Lead investigator David Gems at the prestigious University College London says he only reluctantly stepped in to repeat a simple control process that researchers often use to double check their results on C. elegans strains used in discovery work. He mated the strain with normal nematodes, reports Nature, to rid the model of any mutations that could influence the outcome. And he concluded that "a lot of other people have wasted a lot of time" on the subject.

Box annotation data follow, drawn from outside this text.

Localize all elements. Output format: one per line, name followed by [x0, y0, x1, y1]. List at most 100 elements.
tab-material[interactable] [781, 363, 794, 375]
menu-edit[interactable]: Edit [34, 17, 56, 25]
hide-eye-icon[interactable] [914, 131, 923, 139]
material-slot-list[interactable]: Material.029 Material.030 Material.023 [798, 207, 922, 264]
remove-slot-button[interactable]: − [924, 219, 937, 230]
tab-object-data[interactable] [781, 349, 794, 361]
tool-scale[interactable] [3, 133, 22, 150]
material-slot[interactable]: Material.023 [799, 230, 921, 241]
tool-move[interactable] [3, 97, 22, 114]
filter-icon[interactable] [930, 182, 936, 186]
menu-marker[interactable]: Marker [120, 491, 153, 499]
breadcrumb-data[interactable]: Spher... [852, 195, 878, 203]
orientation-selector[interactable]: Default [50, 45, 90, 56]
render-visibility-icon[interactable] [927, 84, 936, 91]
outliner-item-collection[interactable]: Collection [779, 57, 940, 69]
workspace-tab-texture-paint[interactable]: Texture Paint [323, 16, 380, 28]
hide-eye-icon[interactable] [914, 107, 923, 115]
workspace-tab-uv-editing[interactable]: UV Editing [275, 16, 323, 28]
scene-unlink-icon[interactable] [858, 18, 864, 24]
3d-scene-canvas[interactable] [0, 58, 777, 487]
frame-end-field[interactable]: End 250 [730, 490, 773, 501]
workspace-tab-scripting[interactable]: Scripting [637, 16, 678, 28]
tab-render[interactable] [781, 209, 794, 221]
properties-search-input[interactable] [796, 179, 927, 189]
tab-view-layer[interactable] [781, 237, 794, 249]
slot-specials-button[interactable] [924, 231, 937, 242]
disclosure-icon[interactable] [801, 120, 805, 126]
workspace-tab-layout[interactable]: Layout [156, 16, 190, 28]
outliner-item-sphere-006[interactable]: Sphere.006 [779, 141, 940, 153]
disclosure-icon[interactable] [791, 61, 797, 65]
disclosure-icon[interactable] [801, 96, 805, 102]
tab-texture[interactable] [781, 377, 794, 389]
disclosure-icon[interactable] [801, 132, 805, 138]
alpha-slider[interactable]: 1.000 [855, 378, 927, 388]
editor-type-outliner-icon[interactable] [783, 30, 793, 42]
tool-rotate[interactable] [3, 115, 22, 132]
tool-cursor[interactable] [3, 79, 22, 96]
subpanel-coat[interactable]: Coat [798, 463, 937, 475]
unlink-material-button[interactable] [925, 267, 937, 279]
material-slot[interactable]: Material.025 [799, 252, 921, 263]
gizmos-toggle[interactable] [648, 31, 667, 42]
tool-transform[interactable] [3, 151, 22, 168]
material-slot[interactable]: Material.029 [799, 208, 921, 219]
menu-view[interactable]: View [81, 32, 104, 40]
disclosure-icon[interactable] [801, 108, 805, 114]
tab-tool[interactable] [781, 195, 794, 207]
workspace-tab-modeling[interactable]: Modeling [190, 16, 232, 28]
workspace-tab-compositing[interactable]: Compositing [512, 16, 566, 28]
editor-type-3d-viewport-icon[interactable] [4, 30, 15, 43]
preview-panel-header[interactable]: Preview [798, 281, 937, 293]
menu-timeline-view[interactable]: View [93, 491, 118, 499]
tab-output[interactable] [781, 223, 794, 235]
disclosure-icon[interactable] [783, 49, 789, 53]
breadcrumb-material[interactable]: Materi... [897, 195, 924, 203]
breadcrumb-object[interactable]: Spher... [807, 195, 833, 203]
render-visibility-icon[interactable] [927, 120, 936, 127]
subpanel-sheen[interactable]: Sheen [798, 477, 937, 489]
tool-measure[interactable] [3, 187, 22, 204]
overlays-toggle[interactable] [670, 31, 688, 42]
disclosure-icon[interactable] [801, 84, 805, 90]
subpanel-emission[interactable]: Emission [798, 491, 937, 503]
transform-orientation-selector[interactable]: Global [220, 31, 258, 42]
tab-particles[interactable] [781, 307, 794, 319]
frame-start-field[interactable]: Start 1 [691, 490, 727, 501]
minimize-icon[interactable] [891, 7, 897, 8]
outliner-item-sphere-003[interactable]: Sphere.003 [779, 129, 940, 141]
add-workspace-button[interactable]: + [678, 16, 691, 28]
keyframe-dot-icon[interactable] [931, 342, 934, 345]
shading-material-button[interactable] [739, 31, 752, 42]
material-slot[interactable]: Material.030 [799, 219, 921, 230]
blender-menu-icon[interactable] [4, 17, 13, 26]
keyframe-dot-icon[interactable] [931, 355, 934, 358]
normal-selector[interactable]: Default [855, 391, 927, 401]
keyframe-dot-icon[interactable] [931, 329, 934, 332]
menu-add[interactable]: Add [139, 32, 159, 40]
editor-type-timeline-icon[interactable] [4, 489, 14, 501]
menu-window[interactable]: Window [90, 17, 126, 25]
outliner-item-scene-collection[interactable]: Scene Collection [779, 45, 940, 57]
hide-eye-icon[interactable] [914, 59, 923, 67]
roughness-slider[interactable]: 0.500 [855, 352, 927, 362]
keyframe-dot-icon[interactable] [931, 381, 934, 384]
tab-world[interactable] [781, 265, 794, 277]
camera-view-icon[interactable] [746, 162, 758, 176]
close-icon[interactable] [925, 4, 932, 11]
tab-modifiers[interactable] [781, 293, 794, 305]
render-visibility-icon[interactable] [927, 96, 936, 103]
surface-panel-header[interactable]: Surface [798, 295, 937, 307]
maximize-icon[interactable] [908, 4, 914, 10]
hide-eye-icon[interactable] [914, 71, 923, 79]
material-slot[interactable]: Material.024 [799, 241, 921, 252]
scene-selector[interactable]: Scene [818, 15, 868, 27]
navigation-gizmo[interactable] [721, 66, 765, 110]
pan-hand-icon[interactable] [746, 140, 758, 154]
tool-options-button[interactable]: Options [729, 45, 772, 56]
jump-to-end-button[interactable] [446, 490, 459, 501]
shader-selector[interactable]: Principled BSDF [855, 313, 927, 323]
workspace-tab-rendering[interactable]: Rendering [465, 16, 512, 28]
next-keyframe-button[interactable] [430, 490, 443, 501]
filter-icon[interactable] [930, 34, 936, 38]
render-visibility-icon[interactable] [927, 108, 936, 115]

The original investigators, though, are refusing to budge.
"We agree there is a glitch in one of the worm strains used in the 2001 paper," MIT's Dr. Leonard Guarente tells The New York Times. "We absolutely do not agree that there is a serious question about whether sir2 extends life span in worms,"
This isn't the first time that sirtuins have been put under the microscope by researchers outside GSK. Investigators at Pfizer's Groton, CT, labs reported early last year that they also had trouble reproducing some of the original results that helped spawn fascination with the potential of sirtuins activated by resveratrol. And there's been a growing chasm between doubters and true believers. But the doubters are growing increasingly vocal that the Sirtris work was bunk.
"The field has been overfocused on overhyped claims of longevity," Johan Auwerx, an investigator at Switzerland's Federal Institute of Technology, tells Nature. "I don't think that's the main function of the sirtuins."
Sirtris was a Fierce 15 winner in 2007.